Human Resources-Related Risks for Hedge Fund Managers

Human resources issues are constant and evolving, and an investment firm’s action, or inaction, on issues as myriad as employee performance and termination, healthcare and other benefits administration and the protection of trade secrets, could increase its vulnerability to regulatory censure, civil litigation or investor redemptions. With these risks in mind, hedge fund managers should understand the issues and how to mitigate their risk.

Bloom pointed out, “From an employment standpoint, the biggest risks are complaints of discrimination or harassment. Those can happen at any company, no matter the size, and they attract the attention of lawyers, investors and regulators. Those types of cases can really create reputational harm, and for a lot of hedge funds, your brand and your integrity and reputation are sometimes as important as your track record. If something like this comes up, no matter who is handling your HR function, you need to have outside counsel involved immediately.” In addition, “Any allegation by an employee or former employee of financial impropriety is another risk and red flag and something that should also be immediately elevated to outside counsel.”
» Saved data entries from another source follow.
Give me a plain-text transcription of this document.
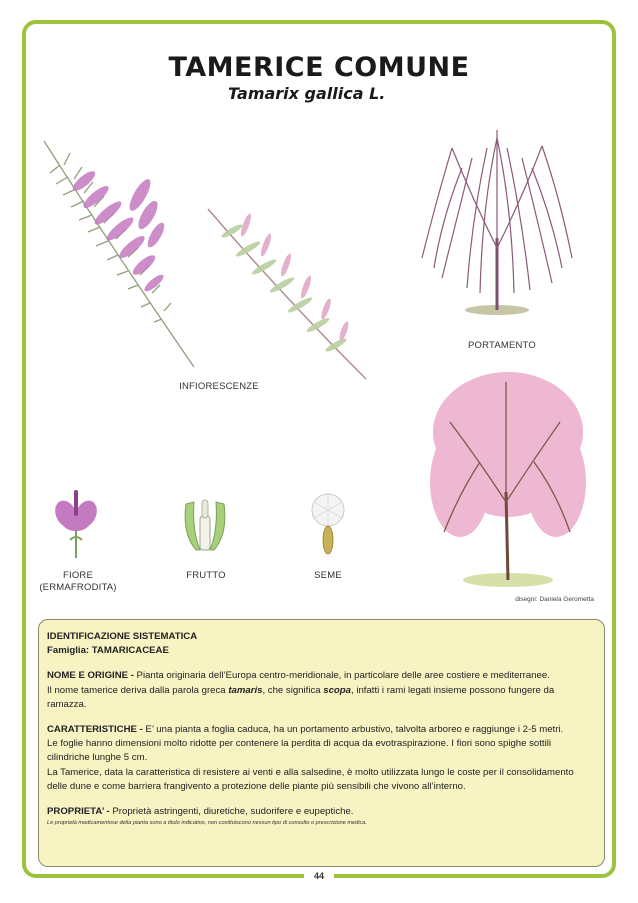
TAMERICE COMUNE
Tamarix gallica L.
INFIORESCENZE
PORTAMENTO
FIORE
(ERMAFRODITA)
FRUTTO	SEME
disegni: Daniela Gerometta

IDENTIFICAZIONE SISTEMATICA

Famiglia: TAMARICACEAE

NOME E ORIGINE - Pianta originaria dell’Europa centro-meridionale, in particolare delle aree costiere e mediterranee.

Il nome tamerice deriva dalla parola greca tamaris, che significa scopa, infatti i rami legati insieme possono fungere da

ramazza.

CARATTERISTICHE - E’ una pianta a foglia caduca, ha un portamento arbustivo, talvolta arboreo e raggiunge i 2-5 metri.

Le foglie hanno dimensioni molto ridotte per contenere la perdita di acqua da evotraspirazione. I fiori sono spighe sottili

cilindriche lunghe 5 cm.

La Tamerice, data la caratteristica di resistere ai venti e alla salsedine, è molto utilizzata lungo le coste per il consolidamento

delle dune e come barriera frangivento a protezione delle piante più sensibili che vivono all’interno.

PROPRIETA’ - Proprietà astringenti, diuretiche, sudorifere e eupeptiche.

Le proprietà medicamentose della pianta sono a titolo indicativo, non costituiscono nessun tipo di consulto o prescrizione medica.

44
Fund managers should also carefully craft offer letters and employment agreements to avoid the risk of unintentionally offering an incentive or promise that they are not prepared or willing to honor. Weiss advised, “An offer letter or a separation agreement is not something that one without experience in this area should take care of because mistakes will be made. The most common mistake I see is the unintentional promise that could be enforceable. If you want to be able to terminate an employee at will, you do not want something in your offer letter that indicates that employment is not at will.”

As a corollary, employment agreements and other employment contracts should clearly outline the terms of employment and compensation arrangements. In particular, hedge fund employment agreements for key employees should clearly differentiate between wages, which are subject to New York state labor laws, and incentives, such as deferred equity-based compensation, which are not, because they are contingent and dependent on continued employment and the financial success of the fund.
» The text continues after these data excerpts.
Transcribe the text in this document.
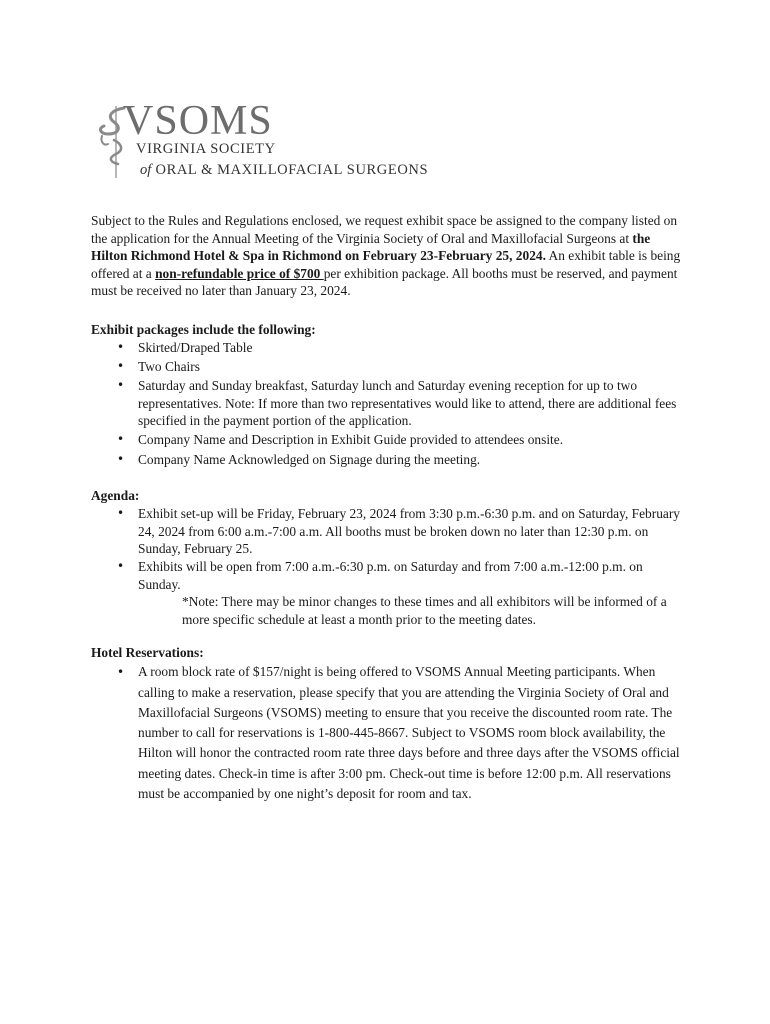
VSOMS
VIRGINIA SOCIETY
of ORAL & MAXILLOFACIAL SURGEONS

Subject to the Rules and Regulations enclosed, we request exhibit space be assigned to the company listed on the application for the Annual Meeting of the Virginia Society of Oral and Maxillofacial Surgeons at the Hilton Richmond Hotel & Spa in Richmond on February 23-February 25, 2024. An exhibit table is being offered at a non-refundable price of $700 per exhibition package. All booths must be reserved, and payment must be received no later than January 23, 2024.

Exhibit packages include the following:
• Skirted/Draped Table
• Two Chairs
• Saturday and Sunday breakfast, Saturday lunch and Saturday evening reception for up to two representatives. Note: If more than two representatives would like to attend, there are additional fees specified in the payment portion of the application.
• Company Name and Description in Exhibit Guide provided to attendees onsite.
• Company Name Acknowledged on Signage during the meeting.
Agenda:
• Exhibit set-up will be Friday, February 23, 2024 from 3:30 p.m.-6:30 p.m. and on Saturday, February 24, 2024 from 6:00 a.m.-7:00 a.m. All booths must be broken down no later than 12:30 p.m. on Sunday, February 25.
• Exhibits will be open from 7:00 a.m.-6:30 p.m. on Saturday and from 7:00 a.m.-12:00 p.m. on Sunday.
*Note: There may be minor changes to these times and all exhibitors will be informed of a more specific schedule at least a month prior to the meeting dates.
Hotel Reservations:
• A room block rate of $157/night is being offered to VSOMS Annual Meeting participants. When calling to make a reservation, please specify that you are attending the Virginia Society of Oral and Maxillofacial Surgeons (VSOMS) meeting to ensure that you receive the discounted room rate. The number to call for reservations is 1-800-445-8667. Subject to VSOMS room block availability, the Hilton will honor the contracted room rate three days before and three days after the VSOMS official meeting dates. Check-in time is after 3:00 pm. Check-out time is before 12:00 p.m. All reservations must be accompanied by one night’s deposit for room and tax.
Another risk for fund managers is incomplete or inconsistent handling of employee concerns, which Lewis said most commonly involve complaints about supervisors or coworkers. “If you don’t handle these problems appropriately you could turn a small issue into a very large issue.” Similarly, workplace harassment issues routinely arise in the financial services industry, and they need to be dealt with competently and comprehensively, said Lewis. “Employers and employees need to understand what constitutes a hostile work environment and how to adapt and adjust your behavior in the workplace so you minimize your risk there, and that you immediately address any complaints that do come forward.”